Words from Kenya

One rainstorm doesn’t break a drought (but two or three could cause trouble).

Rain on the road to Leparua

Several parts of northern Kenya have experienced rain in the last week. This comes as a huge relief to many. The last rains either failed or were very poor across northern and eastern parts of the country. Everybody is desperate for the rains to come so that there will be enough water and pasture to see them through the next dry season.

However, according to the Kenya Meteorological Department, we shouldn’t get too excited. They have forecasted that these coming rains will also be below average for most of the north and east of Kenya. Even in Turkana, where more normal amounts of rainfall are expected, they have warned it will not be sufficient to fully recharge underground water sources and the water table is still likely to be low.

Ahead of us lies the long dry season, six months without rain. Unless there is significant improvement in water and pasture reserves these rains will do little more than delay the inevitable slide into severe drought conditions. There is another problem however, and this one arises from some places receiving better than expected rains.

During times of drought the number of violent conflicts generally reduces. Though it is true that many conflicts are resource related, a severe lack of resources usually sees a decrease in conflict. Jordan Street, in his article discussing the circumstances surrounding the 2012 Baragoi massacre of 42 policemen, suggests that this is because in times of drought people see the benefit of collaboration and mutual support. Certainly it seems that in general, providing politics are not involved, you will hear less gunfire across northern Kenya in the last months of the long dry season (the harshest and most difficult time even when there isn’t a drought) than at other times of the year.

Unfortunately this is not the case when northern Kenya sees patchy and uneven rainfall; when there are some areas that have received rain surrounded by much larger areas that haven’t. When this happens those living in the few areas of enhanced rainfall can find that the rain is not so much a blessing as a curse.
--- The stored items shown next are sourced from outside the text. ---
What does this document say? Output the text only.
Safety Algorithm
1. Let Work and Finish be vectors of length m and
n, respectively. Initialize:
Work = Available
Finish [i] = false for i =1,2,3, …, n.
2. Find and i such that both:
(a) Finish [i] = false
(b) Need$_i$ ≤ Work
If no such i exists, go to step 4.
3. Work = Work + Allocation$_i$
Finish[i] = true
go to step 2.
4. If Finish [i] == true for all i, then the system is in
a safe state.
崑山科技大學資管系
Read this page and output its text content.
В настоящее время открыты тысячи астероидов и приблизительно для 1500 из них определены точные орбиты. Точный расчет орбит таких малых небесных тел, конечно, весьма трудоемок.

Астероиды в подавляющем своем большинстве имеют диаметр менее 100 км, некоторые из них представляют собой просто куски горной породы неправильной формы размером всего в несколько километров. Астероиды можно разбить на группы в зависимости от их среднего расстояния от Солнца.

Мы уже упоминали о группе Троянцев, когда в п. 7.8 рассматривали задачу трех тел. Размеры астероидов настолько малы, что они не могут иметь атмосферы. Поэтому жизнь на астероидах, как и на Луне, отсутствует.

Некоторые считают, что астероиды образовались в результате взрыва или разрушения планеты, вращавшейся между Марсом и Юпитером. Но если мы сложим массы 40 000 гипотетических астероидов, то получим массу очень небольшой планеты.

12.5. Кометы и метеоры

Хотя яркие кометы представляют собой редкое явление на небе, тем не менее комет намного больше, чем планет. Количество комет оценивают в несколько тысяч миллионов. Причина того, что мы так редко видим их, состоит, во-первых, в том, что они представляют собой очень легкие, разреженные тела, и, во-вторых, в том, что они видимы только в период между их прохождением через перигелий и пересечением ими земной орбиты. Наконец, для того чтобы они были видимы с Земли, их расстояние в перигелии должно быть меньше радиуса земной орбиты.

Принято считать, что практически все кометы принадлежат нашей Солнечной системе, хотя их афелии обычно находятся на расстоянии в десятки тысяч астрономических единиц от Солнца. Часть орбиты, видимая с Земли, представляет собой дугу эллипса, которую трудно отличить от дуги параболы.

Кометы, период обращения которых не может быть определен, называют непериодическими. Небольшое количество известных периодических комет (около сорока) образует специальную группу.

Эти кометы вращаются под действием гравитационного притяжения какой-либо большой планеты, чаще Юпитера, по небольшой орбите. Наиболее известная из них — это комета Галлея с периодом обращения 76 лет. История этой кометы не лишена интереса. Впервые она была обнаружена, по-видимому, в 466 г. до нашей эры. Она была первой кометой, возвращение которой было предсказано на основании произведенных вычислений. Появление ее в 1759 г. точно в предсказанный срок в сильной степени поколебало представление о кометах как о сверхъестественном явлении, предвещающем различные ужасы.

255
Livestock herders will travel huge distances to graze their animals in such areas, leading to sudden population explosions of both livestock and people. Communities that normally neighbour each other may often compete but they will also have a history of compromise and sharing. When strangers, people from far distant places, come to share the resources there is no past history of compromise to fall back on; and with too many people and animals these relatively small areas of good pasture and water can get depleted very quickly.

During the last drought in northern Kenya, three years ago, there were a few places that had better pasture and more water than the rest of the north. Some of the places were in western Isiolo, Samburu and Laikipia Districts. These areas were inundated with herders, and their livestock, from all over the north. With the exception of the Rendille herders that moved into Samburu areas there was a great deal of tension between the incoming herders and the locals in all areas affected. The tension degenerated into open conflict in several locations.

So, as we watch the pattern of rainfall over northern Kenya during the next few weeks we will not only be watching to see how much rainfall there is but whether some areas do significantly better than others. If some areas do, then they could easily be the location of conflict in the coming months.